Past the razor-wire-topped gates and the security station of the Cedar Creek Corrections Center in Littlerock, Washington, is a greenhouse where inmates water and weed plants, collect honey from a beehive, and stir compost bins. "The prisoners are copartners with me," explains forest ecologist Nalini Nadkarni, who started the greenhouse program. "I see prisoners as undereducated and underexposed in terms of nature."
A professor at Evergreen State College, Nadkarni has spent her career researching forest canopies, bouncing back and forth between Costa Rica and the Pacific Northwest in order to better understand the role treetop-level plants play in ecosystems. But part of her goal has always been to educate the public about forest conservation, and in 2005 she decided that prisoners would be ideal students. She hopes to branch out next into maximum security prisons. Cedar Creek houses low-level offenders, who are required to work six to eight hours a day until their release. "I think it is one of the saner ideas I've had," she says. "The key is in understanding that most prisoners are just like you and me; however, they made a mistake and are in a place where they are paying their debt to society."When Nadkarni began teaching in the prisons, she focused on moss, which is rapidly disappearing from forests since it is used by the horticulture industry to package shipments of bulbs and as the major component of the peat used in certain biofuels. Moss plays a major role in supplying nutrients to the forest and offering shelter for a variety of animals, and Nadkarni wanted to see if it could be farmed. She had inmates test four different moss species.

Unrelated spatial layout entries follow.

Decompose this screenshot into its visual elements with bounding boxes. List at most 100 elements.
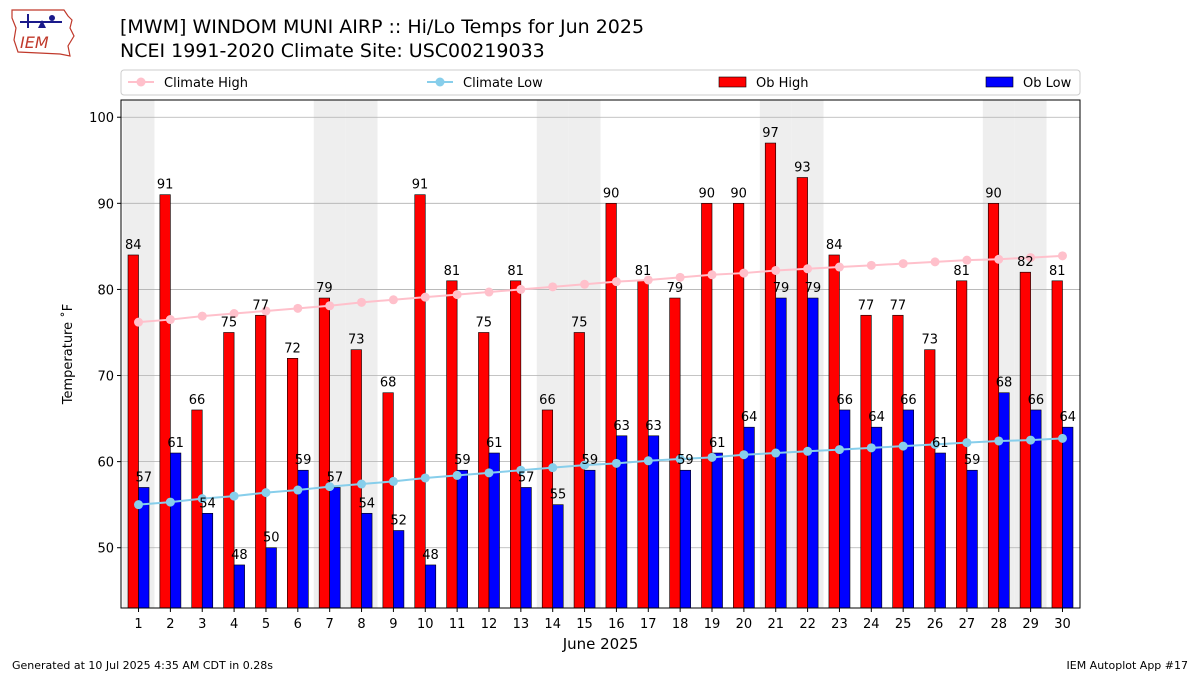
ob-low-bar — [584, 469, 596, 609]
climate-low-point — [643, 456, 653, 466]
ob-low-label: 66 — [836, 393, 853, 408]
ob-high-bar — [796, 177, 808, 609]
climate-low-point — [388, 476, 398, 486]
ob-high-label: 73 — [922, 333, 939, 348]
ob-high-label: 81 — [1049, 264, 1066, 279]
ob-high-label: 90 — [603, 186, 620, 201]
x-tick-label: 20 — [736, 617, 753, 632]
climate-high-point — [866, 260, 876, 270]
ob-high-label: 91 — [157, 178, 174, 193]
ob-high-bar — [573, 332, 585, 609]
ob-low-label: 55 — [550, 488, 567, 503]
ob-low-label: 57 — [327, 470, 344, 485]
iem-logo: IEM — [11, 9, 75, 57]
climate-high-point — [739, 268, 749, 278]
ob-high-bar — [637, 280, 649, 609]
ob-high-bar — [764, 142, 777, 609]
ob-high-label: 97 — [762, 126, 779, 141]
ob-low-bar — [520, 487, 532, 609]
ob-low-label: 50 — [263, 531, 280, 546]
legend-box — [120, 69, 1081, 96]
climate-low-point — [484, 468, 494, 478]
climate-low-point — [229, 491, 239, 501]
ob-high-bar — [350, 349, 362, 609]
ob-high-bar — [987, 203, 1000, 609]
plot-area: 5060708090100845791616654754877507259795… — [60, 99, 1081, 653]
ob-low-bar — [170, 452, 182, 609]
ob-low-label: 64 — [868, 410, 885, 425]
ob-high-label: 84 — [826, 238, 843, 253]
x-tick-label: 24 — [863, 617, 880, 632]
ob-high-label: 77 — [252, 298, 269, 313]
ob-low-bar — [966, 469, 978, 609]
climate-high-point — [707, 270, 717, 280]
climate-low-point — [452, 470, 462, 480]
y-tick-label: 60 — [97, 456, 114, 471]
climate-high-point — [357, 297, 367, 307]
climate-high-point — [1057, 251, 1067, 261]
climate-low-point — [739, 450, 749, 460]
climate-low-line — [138, 437, 1063, 506]
y-tick-label: 70 — [97, 370, 114, 385]
y-axis-label: Temperature ˚F — [60, 304, 76, 405]
climate-low-point — [261, 488, 271, 498]
x-tick-label: 13 — [513, 617, 530, 632]
climate-high-point — [580, 279, 590, 289]
ob-low-label: 59 — [964, 453, 981, 468]
ob-high-bar — [446, 280, 458, 609]
x-tick-label: 8 — [357, 617, 365, 632]
climate-high-point — [898, 259, 908, 269]
climate-low-point — [962, 438, 972, 448]
ob-high-label: 90 — [730, 186, 747, 201]
ob-high-label: 79 — [316, 281, 333, 296]
climate-low-point — [1026, 435, 1036, 445]
climate-low-point — [580, 460, 590, 470]
climate-low-point — [548, 463, 558, 473]
climate-low-point — [866, 443, 876, 453]
legend-ob-low-swatch — [985, 76, 1014, 88]
ob-high-bar — [828, 254, 840, 609]
ob-low-label: 48 — [231, 548, 248, 563]
y-tick-label: 100 — [89, 111, 114, 126]
climate-high-point — [994, 254, 1004, 264]
climate-high-point — [643, 275, 653, 285]
climate-high-point — [1026, 253, 1036, 263]
ob-high-label: 79 — [667, 281, 684, 296]
climate-low-point — [420, 473, 430, 483]
ob-high-label: 75 — [571, 315, 588, 330]
climate-high-point — [611, 277, 621, 287]
ob-low-label: 66 — [900, 393, 917, 408]
ob-high-label: 68 — [380, 376, 397, 391]
ob-low-bar — [1062, 426, 1074, 609]
ob-low-bar — [711, 452, 723, 609]
climate-low-point — [771, 448, 781, 458]
ob-low-label: 54 — [199, 496, 216, 511]
x-tick-label: 11 — [449, 617, 466, 632]
ob-low-label: 64 — [741, 410, 758, 425]
ob-high-bar — [860, 314, 872, 609]
x-tick-label: 5 — [262, 617, 270, 632]
plot-frame — [120, 99, 1081, 609]
y-tick-label: 80 — [97, 283, 114, 298]
climate-high-point — [229, 309, 239, 319]
climate-low-point — [197, 494, 207, 504]
ob-high-bar — [414, 194, 426, 609]
x-tick-label: 22 — [799, 617, 816, 632]
ob-low-bar — [201, 512, 214, 609]
climate-low-point — [165, 497, 175, 507]
climate-high-point — [420, 292, 430, 302]
ob-low-bar — [233, 564, 245, 609]
ob-low-bar — [265, 547, 277, 609]
climate-high-point — [516, 284, 526, 294]
ob-low-label: 59 — [454, 453, 471, 468]
x-tick-label: 29 — [1022, 617, 1039, 632]
y-tick-label: 90 — [97, 197, 114, 212]
chart-title: [MWM] WINDOM MUNI AIRP :: Hi/Lo Temps fo… — [120, 16, 645, 38]
legend-climate-low-label: Climate Low — [463, 76, 543, 91]
climate-low-point — [930, 439, 940, 449]
x-tick-label: 10 — [417, 617, 434, 632]
x-tick-label: 18 — [672, 617, 689, 632]
ob-low-bar — [456, 469, 468, 609]
ob-high-bar — [701, 203, 713, 609]
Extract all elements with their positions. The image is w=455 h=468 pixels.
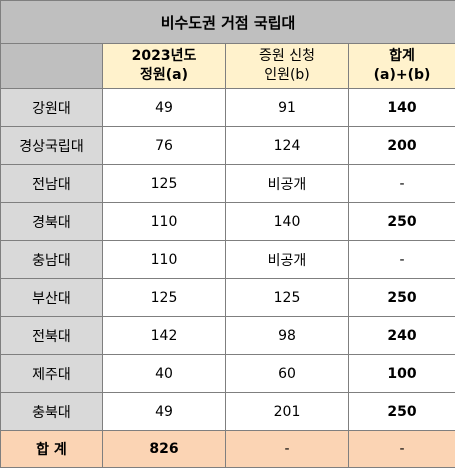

For two years they grew moss in flats and mesh bags, misting some and watering others, while recording their observations in notebooks. "I wanted to find fresh eyes and people who ask new and interesting questions that scientists never think to ask," Nadkarni says. Unfortunately, the moss didn't thrive, leading her to conclude that it simply cannot be farmed. That doesn't mean the prisoners didn't benefit, though. "Suddenly the conversations were about mosses and not about how much time the prisoners had left," Nadkarni says.
Looking to expand the program, Nadkarni received a grant from the Washington State department of corrections, and she is planning to start work soon at McNeil Island Corrections Center, a maximum-security prison on an island in southern Puget Sound. "It is really grim," she says. "It is like Alcatraz." This program will focus on recycling. She wanted to put out garbage cans for recycling, but, she says, "The superintendent says we can't do it because the inmates will find a way to bring in contraband. Apparently, that is a reality and we are trying to work around it."
Nadkarni hopes her work will spark similar projects at other correction facilities across the country. "I think the few simple things we have started at our prison demonstrate a different way of viewing prisons," she says. "Rather than only seeing them as horrible places for horrible people that suck money from our economy at horrible rates, we might now see them as places where inmates serving the biosphere and service to the community can take place."